Entwurf eines Denkmals der Arbeiterbewegung und des antifaschistischen
Widerstandes
für den Ernst-Thälmann-Platz in Hamburg,
1986
Am 8. April 1986, stellt Chup Friemert auf
einer Pressekonferenz ein erstes Modell für die Gestaltung des
Ernst-Thälmann-Platzes vor, das er gemeinsam mit Prof. Fritz Cremer, Berlin
(DDR), Prof. Alfred Hrdlicka (Wien), Prof. Jo Jastram (Rostock) und dem
Bildhauer Walter Rempp (Stuttgart) erarbeitet hat:
„Die Gestaltung dieses Überbleibsels zum Platz ist in jedem
Fall eine kulturelle Tat. Ernsthaft muß sie auf die räumliche Situation
reagieren, sie aufnehmen und positiv beeinflussen, sie muß aber auch den
vorkommenden Tätigkeiten angemessen sein. Autofahrer sollen den Platz
wahrnehmen können, auch Fußgänger und Besucher. Diese drei Wahrnehmungsweisen
führen zu der Konzeption
- etwas deutlich über der Erde, als Senkrechte in den
Raum zu setzen, das in und aus der Bewegung wahrnehmbar ist,
- etwas Erzählend-episches auf der Erde auszubreiten,
als Gegenüber für Fußgänger,
- etwas Nach-denkliches für Besucher unter die Erde
zu legen.
Der vorliegende erste Entwurf versucht nun, die Fläche
weiterzutreiben, einen Raum auszubilden. Als Wahrnehmungsraum mit verschiedenen
Qualitäten soll er unterschiedlichen Bedürfnissen entgegenkommen und
unterschiedliche Absichten realisieren. Als erstes soll eine Staffelung den
abfallenden Platz gliedern, in deutlich voneinander unterscheidbare Flächen mit
verschiedenen Funktionen. Es wird möglich, entweder am Platz vorbei zu gehen
oder ihn zu betreten.
Das Denkmal besteht aus folgenden Komponenten:
Als Symbol steht raumgreifend von Alfred Hrdlicka eine
Faust, von einem industriellen Gerüst getragen. Beides in gegenwärtigen
Materialien, vielleicht in Edelstahl. Arbeiterbewegung und Industrielles findet
sich hier zusammen. Die Faust ist nicht nur der Gruß der Arbeiterbewegung, es
ist längst ein internationales Zeichen geworden für Befreiung.

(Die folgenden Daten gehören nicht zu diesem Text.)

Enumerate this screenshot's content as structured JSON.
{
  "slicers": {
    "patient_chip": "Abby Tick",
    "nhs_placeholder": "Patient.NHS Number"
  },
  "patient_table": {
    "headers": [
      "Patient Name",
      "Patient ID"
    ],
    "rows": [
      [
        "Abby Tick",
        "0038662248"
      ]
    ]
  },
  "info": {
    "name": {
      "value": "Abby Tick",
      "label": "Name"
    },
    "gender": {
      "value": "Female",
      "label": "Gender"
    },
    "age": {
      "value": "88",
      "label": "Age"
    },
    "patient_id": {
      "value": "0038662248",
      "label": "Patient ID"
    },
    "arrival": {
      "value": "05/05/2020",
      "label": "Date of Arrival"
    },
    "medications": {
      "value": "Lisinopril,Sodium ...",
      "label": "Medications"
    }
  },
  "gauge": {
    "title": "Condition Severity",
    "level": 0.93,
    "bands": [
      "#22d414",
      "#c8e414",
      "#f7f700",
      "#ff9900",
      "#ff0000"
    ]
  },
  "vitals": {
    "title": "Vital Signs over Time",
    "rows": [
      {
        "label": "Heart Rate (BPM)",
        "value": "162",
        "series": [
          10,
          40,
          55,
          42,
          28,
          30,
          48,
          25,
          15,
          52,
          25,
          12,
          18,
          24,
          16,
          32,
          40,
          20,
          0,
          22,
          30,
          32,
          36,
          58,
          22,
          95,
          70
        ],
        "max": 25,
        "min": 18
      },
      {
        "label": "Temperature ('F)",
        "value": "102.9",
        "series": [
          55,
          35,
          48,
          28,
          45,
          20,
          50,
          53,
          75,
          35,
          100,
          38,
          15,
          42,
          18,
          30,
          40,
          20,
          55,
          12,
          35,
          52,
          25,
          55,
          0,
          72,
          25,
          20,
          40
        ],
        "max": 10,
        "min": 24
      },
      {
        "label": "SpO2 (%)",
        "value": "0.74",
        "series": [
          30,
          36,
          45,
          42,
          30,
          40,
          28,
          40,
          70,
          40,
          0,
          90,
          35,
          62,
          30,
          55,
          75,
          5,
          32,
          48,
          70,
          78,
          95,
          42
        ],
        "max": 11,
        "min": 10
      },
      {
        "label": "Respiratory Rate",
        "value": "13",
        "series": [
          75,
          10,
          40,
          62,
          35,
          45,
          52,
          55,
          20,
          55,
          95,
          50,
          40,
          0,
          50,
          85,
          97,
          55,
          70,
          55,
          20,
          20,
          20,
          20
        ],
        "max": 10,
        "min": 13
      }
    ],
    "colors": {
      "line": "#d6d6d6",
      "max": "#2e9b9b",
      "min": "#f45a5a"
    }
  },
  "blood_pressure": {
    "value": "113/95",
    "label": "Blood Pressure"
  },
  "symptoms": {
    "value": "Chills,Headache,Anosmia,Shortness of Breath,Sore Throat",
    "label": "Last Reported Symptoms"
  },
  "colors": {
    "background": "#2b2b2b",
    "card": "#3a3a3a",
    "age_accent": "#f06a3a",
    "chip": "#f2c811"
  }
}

Im epischen Bereich hat der Fußgänger eine Figur von Walter
Rempp als Gegenüber, eine Frau, „Im Wind“. Sie ist so platziert, dass sie
gewissermaßen das Entree des Platzes bildet.
Beim Begehen der Fläche trifft der Besucher auf liegende
Reliefs von Jo Jastram. Es ist eine liegende Tür, beidseitig gestaltet. Das
Öffnen bringt bei der Bewegung Innenseiten nach außen, erhabene Reliefs,
Arbeiterbewegung und Widerstand darstellend.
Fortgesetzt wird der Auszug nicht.